Беседы вращались вокруг прежних сюжетов, но чувствовалось отсутствие былой свободы. Раньше речи звучали язвительно, а самые пылкие тирады завершались общим смехом. Тетушки Полина и Милу были истинными уроженками Маврикия: они могли зацепить словом, высмеять, но вовремя остановиться в разговоре на «злободневные» темы. Теперь же их колкости перестали быть смешными. Что касается Жюстины, то она была просто ужасна. Еще до того как кофе разливали по чашечкам это была привилегия Александра, она поднималась из-за стола и запиралась в своей комнате, ссылаясь на мигрень, головокружение, слабость.

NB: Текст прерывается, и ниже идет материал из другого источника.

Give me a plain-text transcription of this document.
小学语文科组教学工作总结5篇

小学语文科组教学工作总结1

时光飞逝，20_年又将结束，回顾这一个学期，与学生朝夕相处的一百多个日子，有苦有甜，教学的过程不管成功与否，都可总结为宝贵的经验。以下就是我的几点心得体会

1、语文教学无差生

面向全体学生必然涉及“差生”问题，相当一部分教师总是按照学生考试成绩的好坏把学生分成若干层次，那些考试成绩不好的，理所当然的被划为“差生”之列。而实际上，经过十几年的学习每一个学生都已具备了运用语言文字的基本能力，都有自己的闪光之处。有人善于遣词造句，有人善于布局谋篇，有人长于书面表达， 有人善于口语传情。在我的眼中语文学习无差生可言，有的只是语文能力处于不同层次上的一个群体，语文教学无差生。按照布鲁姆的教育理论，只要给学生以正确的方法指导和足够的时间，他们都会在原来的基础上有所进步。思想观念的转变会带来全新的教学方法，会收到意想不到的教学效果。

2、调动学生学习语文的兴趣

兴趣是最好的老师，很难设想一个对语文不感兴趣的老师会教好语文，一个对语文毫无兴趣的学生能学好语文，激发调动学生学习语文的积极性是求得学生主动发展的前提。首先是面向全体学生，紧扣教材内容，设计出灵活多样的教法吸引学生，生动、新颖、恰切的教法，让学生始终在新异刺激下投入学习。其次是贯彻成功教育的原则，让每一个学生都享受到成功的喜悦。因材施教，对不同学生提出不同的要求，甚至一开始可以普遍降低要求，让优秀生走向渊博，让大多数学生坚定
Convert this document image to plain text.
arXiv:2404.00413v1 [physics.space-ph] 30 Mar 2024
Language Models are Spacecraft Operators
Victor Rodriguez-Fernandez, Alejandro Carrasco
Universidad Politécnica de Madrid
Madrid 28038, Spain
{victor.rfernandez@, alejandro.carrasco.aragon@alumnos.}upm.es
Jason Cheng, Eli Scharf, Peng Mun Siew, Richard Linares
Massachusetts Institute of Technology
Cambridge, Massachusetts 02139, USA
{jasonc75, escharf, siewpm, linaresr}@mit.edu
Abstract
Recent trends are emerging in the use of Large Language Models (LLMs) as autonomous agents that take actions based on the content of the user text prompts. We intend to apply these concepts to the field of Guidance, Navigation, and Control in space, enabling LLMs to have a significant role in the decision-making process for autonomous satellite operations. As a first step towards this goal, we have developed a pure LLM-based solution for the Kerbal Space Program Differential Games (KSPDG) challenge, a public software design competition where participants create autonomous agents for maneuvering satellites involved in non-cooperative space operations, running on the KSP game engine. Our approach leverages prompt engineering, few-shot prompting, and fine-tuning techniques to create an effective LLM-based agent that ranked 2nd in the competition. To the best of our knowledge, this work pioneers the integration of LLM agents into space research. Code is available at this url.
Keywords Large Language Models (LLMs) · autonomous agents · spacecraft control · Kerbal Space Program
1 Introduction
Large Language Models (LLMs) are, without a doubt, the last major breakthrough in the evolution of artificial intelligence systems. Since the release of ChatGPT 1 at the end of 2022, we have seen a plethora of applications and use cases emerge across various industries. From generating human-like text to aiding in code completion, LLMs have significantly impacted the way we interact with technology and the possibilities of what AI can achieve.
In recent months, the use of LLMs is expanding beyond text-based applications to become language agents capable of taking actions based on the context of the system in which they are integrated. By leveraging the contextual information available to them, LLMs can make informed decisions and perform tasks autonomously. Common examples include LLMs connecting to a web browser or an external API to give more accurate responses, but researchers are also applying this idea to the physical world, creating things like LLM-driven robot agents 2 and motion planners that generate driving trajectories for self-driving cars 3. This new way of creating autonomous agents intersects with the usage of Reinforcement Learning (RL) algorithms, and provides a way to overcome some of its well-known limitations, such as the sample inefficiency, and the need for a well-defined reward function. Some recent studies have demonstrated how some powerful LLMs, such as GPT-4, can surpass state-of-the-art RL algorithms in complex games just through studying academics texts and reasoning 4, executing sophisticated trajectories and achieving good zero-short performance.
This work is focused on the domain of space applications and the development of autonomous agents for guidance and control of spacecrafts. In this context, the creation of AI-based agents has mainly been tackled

Этель оставалась. Пересаживалась подальше от отца в глубину комнаты, к окну, «чтобы забыться» так шутил Александр. Тем не менее он пристально наблюдал за ней. Сказав острое словечко, произнеся очередную тираду, он искал ее глазами, надеясь встретить одобрение, улыбался дочери. Иногда же поначалу ее это волновало он просто молчал, погрузившись в собственные грезы, и смотрел на Этель пустым взглядом серо-синих, немного печальных глаз. И тогда ей хотелось как-то ободрить его.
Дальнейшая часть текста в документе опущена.